Ratings28
Average rating4.3
Summary: After Covid, a researcher proposes mandated euthanasia and eugenics as an economic response, and Gamache is asked to protect her and then solve a murder that may be related.
I do not know how authors will deal with the reality of Covid over the coming years. Of course, such a globally important event will find its way into many books of fiction and non-fiction, but what about as Covid is still very active? In the 17th book of this series, Louise Penny, a series that comes out annually in early fall, had to have written The Madness of Crowds as Covid was raging. But the Madness of Crowds is a consciously post-Covid book. The book opens with the town of Three Pines holding a memorial and the first real gathering after vaccines became widespread. And if only that were how Covid really had ended, cleanly without additional varients and outbreaks and widespread vaccine rejections. However, the Madness of Crowds is fiction, and in this fictional world that is not real in many different ways, Covid had a clean ending, albeit one that was still filled with trauma, grief, and loss.

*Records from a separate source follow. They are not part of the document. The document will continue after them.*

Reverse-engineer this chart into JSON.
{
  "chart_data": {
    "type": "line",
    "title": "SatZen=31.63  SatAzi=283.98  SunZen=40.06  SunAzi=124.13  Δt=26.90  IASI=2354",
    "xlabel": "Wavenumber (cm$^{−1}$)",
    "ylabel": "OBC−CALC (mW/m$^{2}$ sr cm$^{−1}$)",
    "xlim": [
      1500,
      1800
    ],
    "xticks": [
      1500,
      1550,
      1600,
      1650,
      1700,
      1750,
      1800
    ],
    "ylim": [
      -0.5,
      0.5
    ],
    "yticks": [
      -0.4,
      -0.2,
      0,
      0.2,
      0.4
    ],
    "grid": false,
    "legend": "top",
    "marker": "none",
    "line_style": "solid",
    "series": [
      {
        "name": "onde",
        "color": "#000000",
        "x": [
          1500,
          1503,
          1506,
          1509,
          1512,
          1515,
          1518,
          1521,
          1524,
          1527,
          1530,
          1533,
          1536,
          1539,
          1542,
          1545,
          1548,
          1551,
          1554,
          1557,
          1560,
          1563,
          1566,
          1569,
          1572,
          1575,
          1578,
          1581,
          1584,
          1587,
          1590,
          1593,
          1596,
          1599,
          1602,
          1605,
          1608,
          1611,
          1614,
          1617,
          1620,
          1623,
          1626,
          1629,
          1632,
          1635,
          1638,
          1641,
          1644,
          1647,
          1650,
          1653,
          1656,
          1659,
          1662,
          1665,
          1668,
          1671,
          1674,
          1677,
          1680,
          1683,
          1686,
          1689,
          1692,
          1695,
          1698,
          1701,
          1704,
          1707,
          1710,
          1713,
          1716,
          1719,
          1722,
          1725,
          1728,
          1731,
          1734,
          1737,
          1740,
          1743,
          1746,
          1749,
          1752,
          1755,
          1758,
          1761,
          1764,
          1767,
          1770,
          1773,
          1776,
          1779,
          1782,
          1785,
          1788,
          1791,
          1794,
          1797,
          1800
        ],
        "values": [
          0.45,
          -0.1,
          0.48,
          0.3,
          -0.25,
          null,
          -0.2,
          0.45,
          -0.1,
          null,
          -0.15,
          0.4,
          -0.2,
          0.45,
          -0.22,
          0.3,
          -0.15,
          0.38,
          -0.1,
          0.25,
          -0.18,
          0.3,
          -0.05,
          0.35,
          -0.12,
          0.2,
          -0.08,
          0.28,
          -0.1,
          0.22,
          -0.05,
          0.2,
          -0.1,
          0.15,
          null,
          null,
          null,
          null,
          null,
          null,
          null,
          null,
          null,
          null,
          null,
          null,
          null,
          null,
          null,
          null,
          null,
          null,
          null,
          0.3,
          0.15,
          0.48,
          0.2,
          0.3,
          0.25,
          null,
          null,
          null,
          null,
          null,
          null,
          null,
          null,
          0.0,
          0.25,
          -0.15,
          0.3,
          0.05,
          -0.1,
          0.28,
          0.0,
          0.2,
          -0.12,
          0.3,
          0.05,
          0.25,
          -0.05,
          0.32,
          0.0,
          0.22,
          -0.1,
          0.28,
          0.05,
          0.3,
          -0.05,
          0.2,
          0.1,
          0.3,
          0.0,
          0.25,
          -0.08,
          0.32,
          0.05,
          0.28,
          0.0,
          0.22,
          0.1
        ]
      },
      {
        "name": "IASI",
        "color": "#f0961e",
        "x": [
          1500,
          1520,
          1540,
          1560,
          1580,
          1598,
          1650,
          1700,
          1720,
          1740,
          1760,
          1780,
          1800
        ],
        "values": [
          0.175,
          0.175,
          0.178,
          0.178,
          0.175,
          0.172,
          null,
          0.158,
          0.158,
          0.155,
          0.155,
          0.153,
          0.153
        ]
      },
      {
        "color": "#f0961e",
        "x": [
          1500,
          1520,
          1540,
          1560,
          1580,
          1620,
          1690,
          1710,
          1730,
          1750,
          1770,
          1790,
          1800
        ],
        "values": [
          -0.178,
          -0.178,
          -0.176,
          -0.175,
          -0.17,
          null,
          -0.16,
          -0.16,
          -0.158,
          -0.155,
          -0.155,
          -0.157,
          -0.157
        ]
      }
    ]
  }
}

Covid matters in another plot point. At the start of the book, Gamache is asked to provide security for a lecture at a small college near Three Pines. The Canadian government commissioned Abigail Robinson, a statistician, to prepare a report about shoring up the national health system in response to the widespread cost and devastation as a result of Covid. Dr. Robinson's report is rejected before it was released, and a cult following develops around Dr. Robinson as she independently presents her findings. Violence has erupted at several earlier lectures as both supporters and protesters grapple with her call to mandate euthanasia for the elderly and disabled as a means to protect the economy and the national health system from economic ruin.
Because this is an Inspector Gamache novel, it is clear that there will be a murder at some point that Gamache and his team will have to solve. That murder will require digging into the background of those involved, and many people will have a motive and previously unseen connections. I am not sure when it happened, but as I was reading this 17th novel in a series that I deeply love, I realized that the genre of the series shifted from mystery to thriller without me noticing. The Madness of Crowds and many of the previous books are not mysteries because the reader is trying to figure out who the killer was. Instead, the Madness of Crowds is a thriller that is trying to communicate tension and ideas.
Chief Inspector Gamache and his second in command (and son-in-law) Jean-Guy Beauvoir have a personal stake in the plan; their youngest child/grandchild, born in a previous book, has Down's Syndrome. Beauvoir has to process what it means to be the father of a child who is unlikely to be fully independent. He deeply loves the child, but he also grieves. Gamache has to navigate the line of protecting people with unpopular and dangerous ideas and pushing back against that danger.
The Madness of Crowds also explores mass movements and complicity with horrible actions. Like many of Penny's books, this is a book of ideas as much as a fictional story. It avoids being propaganda or pedantic by keeping the story moving and centered on the crimes. Like most of the Gamache books, it is Gamache's love for those around him that drives his passion and desire to see justice and safety win out. Love, even for the perpetrators, allows for insight, but at a cost.
As I keep saying for the whole Inspector Gamache series, these books keep being engaging, and the thread has not yet worn out. Admittedly, their characters do not always age as one might expect, and the mythology of the lost town of Three Pines still doesn't completely make sense, but some of that is just part of the charm of the fictional story. And now I have another year to wait for the next novel.